ECLI:NL:CRVB:2018:244
Centrale Raad van Beroep
- Eerste en enige aanleg
- Rechtspraak.nl
Afwijzing aanvraag erkenning als burger-oorlogsslachtoffer op basis van onvoldoende bewijs van oorlogsgeweld
In deze zaak heeft appellante, geboren in 1942, een aanvraag ingediend om erkend te worden als burger-oorlogsslachtoffer op basis van de Wet uitkeringen burger-oorlogsslachtoffers 1940-1945 (Wubo). De aanvraag werd afgewezen door de Pensioen- en Uitkeringsraad, omdat niet voldoende was aangetoond dat appellante was getroffen door oorlogsgeweld. De Raad voor de Rechtspraak heeft de zaak behandeld in enkelvoudige kamer.
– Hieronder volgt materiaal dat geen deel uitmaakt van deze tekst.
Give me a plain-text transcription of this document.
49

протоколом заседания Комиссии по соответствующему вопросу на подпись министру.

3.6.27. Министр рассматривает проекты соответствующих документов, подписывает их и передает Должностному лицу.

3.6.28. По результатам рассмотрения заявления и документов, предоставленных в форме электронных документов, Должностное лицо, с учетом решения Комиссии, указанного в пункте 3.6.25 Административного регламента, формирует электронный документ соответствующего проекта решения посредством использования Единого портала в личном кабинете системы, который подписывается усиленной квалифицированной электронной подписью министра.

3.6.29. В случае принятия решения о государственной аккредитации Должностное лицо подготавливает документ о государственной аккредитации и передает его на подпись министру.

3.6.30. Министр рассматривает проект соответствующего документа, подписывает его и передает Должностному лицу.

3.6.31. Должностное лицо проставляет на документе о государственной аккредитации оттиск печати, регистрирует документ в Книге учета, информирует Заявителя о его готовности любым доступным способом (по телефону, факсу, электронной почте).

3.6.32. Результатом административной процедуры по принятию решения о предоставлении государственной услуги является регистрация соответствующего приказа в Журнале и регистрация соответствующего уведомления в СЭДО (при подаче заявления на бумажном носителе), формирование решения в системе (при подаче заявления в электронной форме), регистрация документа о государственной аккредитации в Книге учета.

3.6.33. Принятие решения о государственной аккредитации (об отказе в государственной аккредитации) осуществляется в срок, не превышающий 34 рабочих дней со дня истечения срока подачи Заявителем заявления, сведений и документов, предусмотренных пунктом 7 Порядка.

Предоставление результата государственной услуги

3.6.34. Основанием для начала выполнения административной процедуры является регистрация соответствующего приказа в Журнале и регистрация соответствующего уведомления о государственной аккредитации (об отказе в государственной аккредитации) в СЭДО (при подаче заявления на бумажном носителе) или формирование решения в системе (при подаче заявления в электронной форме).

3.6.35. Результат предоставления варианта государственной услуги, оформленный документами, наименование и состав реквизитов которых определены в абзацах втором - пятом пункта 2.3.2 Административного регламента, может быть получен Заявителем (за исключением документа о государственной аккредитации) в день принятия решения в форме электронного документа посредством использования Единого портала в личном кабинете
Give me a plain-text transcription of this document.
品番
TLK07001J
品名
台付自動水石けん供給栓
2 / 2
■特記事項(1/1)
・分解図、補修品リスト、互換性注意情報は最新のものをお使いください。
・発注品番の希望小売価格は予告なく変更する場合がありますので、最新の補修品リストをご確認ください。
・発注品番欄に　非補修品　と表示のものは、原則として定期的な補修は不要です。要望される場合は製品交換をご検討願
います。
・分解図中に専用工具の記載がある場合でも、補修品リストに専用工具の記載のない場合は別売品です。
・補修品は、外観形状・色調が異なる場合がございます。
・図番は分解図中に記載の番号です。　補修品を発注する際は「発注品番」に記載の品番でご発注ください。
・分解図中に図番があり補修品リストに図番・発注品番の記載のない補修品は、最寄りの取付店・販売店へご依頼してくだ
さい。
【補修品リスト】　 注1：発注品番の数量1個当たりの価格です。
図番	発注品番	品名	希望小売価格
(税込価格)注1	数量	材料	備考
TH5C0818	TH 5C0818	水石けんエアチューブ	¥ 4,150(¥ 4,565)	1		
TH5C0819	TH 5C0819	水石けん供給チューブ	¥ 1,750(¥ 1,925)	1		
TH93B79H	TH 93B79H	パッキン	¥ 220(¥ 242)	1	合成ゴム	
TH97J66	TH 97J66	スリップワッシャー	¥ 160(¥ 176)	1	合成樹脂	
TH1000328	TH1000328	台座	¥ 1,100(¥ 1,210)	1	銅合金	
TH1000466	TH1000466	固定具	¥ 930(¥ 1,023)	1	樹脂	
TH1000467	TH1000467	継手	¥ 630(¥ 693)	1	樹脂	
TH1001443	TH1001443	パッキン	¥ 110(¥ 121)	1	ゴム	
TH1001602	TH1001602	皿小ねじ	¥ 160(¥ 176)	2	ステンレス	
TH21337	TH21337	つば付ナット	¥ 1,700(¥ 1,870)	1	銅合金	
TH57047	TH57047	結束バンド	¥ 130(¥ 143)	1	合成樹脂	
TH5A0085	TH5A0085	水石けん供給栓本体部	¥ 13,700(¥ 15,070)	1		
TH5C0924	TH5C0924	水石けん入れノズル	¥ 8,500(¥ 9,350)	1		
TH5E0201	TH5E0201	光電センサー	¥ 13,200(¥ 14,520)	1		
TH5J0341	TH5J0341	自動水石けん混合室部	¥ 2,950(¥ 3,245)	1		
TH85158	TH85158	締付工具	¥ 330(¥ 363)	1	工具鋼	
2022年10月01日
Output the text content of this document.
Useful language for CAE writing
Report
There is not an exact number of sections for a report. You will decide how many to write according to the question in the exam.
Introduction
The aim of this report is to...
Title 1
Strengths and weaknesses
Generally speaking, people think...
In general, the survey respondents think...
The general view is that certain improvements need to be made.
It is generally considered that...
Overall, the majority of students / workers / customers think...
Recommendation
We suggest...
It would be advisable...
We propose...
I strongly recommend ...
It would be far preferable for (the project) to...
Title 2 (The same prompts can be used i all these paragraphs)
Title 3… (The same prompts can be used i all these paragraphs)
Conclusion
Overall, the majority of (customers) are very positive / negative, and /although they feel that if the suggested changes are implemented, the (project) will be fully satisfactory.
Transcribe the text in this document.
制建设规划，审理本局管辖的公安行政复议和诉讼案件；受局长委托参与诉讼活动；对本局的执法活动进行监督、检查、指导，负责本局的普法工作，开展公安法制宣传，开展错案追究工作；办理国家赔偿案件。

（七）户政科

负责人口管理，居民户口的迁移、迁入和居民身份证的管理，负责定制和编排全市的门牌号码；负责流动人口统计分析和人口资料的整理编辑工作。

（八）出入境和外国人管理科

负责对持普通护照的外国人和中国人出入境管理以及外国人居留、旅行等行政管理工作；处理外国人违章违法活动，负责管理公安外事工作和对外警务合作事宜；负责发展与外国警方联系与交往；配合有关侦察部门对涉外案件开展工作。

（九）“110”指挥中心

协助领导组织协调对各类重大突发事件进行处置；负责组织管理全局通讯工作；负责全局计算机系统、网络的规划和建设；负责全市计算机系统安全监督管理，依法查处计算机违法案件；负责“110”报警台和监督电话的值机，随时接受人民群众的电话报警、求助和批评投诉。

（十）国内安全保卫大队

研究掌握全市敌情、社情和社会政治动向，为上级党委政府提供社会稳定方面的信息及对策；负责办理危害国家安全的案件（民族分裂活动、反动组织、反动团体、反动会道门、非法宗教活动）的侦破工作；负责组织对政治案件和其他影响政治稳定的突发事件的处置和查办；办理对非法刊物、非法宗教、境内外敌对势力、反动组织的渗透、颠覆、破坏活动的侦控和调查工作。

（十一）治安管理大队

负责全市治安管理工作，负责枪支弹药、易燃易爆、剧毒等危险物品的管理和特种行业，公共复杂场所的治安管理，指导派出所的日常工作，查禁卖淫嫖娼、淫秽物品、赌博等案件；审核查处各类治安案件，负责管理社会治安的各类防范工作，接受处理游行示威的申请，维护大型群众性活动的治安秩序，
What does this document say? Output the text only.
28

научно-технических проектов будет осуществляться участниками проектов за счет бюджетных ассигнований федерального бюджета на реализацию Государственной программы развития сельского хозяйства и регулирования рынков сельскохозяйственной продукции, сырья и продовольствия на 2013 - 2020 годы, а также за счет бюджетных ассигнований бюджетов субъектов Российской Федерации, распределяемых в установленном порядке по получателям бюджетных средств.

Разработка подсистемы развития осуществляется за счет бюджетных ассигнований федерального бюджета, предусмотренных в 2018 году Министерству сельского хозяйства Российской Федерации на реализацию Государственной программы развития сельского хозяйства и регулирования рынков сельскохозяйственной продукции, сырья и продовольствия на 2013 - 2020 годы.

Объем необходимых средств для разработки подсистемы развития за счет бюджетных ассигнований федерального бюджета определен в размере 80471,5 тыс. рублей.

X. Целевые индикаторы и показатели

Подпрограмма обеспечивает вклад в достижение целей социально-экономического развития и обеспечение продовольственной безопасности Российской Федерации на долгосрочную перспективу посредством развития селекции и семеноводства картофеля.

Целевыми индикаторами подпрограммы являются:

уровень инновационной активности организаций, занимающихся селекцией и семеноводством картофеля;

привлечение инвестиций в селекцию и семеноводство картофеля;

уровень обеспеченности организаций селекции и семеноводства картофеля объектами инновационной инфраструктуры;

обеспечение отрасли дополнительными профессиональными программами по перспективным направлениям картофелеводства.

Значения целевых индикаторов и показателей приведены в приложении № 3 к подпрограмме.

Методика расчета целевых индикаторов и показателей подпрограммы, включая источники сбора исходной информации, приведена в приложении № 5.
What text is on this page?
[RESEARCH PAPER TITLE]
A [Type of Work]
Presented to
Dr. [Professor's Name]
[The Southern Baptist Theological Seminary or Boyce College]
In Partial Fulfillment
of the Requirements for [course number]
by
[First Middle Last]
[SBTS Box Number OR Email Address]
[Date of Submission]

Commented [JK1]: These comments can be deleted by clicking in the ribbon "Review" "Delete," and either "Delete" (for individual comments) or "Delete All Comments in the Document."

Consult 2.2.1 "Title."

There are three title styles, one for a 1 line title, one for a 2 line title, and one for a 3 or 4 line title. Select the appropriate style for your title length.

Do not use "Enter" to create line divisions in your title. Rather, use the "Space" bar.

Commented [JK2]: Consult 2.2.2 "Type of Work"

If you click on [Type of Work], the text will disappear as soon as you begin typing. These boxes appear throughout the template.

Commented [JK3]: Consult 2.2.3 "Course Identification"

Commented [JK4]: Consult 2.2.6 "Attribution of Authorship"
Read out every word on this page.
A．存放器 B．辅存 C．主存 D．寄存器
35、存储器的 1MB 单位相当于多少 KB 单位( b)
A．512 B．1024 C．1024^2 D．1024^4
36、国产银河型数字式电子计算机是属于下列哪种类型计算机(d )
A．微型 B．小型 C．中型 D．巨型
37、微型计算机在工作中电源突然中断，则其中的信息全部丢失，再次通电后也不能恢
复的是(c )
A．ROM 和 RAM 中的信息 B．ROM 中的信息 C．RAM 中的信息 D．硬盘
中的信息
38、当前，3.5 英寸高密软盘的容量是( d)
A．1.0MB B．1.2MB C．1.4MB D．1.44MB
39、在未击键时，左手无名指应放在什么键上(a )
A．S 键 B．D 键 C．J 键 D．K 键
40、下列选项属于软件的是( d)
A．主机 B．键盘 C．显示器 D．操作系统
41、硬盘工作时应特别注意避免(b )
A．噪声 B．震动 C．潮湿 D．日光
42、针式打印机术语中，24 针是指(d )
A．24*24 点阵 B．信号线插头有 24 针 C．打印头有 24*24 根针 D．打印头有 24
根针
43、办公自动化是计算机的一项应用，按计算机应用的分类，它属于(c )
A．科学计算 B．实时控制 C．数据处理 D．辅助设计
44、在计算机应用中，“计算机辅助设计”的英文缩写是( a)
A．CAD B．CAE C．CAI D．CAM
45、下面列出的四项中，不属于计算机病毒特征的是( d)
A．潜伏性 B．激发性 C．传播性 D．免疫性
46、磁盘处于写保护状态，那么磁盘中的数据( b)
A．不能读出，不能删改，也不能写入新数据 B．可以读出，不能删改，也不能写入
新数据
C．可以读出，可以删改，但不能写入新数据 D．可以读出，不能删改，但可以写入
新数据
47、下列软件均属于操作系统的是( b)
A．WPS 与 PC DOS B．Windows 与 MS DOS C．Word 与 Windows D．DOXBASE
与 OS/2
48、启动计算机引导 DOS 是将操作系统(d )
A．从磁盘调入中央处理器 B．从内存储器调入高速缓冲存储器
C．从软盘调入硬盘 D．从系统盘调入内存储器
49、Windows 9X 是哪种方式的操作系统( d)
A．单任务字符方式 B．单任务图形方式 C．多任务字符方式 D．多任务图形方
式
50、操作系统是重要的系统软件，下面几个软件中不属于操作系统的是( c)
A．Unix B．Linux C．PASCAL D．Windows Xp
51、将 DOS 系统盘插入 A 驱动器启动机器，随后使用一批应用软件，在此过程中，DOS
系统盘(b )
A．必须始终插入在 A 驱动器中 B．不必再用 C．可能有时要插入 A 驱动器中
De appellante heeft gesteld dat zij, samen met haar moeder, tante en nicht, tijdens een treinreis naar Duitsland is gebombardeerd. Echter, uit het sociaal rapport blijkt dat appellante geen eigen herinneringen aan de oorlog heeft en dat de informatie over de gebeurtenis voornamelijk afkomstig is van verhalen van anderen. De Raad heeft vastgesteld dat er geen bewijs is dat appellante of haar familieleden gewond zijn geraakt tijdens de treinreis, wat essentieel is voor de erkenning als burger-oorlogsslachtoffer.
Tijdens de zitting op 14 december 2017 is appellante bijgestaan door haar advocaat, mr. C. Lamphen, terwijl de verweerder werd vertegenwoordigd door A.T.M. Vroom-van Berckel. De Raad heeft geconcludeerd dat de afwijzing van de aanvraag van appellante standhoudt, omdat de gestelde bombardementen niet voldoende zijn aangetoond en appellante niet direct betrokken was bij de oorlogsgeweld.
De Centrale Raad van Beroep heeft het beroep ongegrond verklaard en er is geen aanleiding voor een proceskostenveroordeling. De uitspraak is gedaan op 25 januari 2018 door B.J. van de Griend, in aanwezigheid van griffier L.V. van Donk.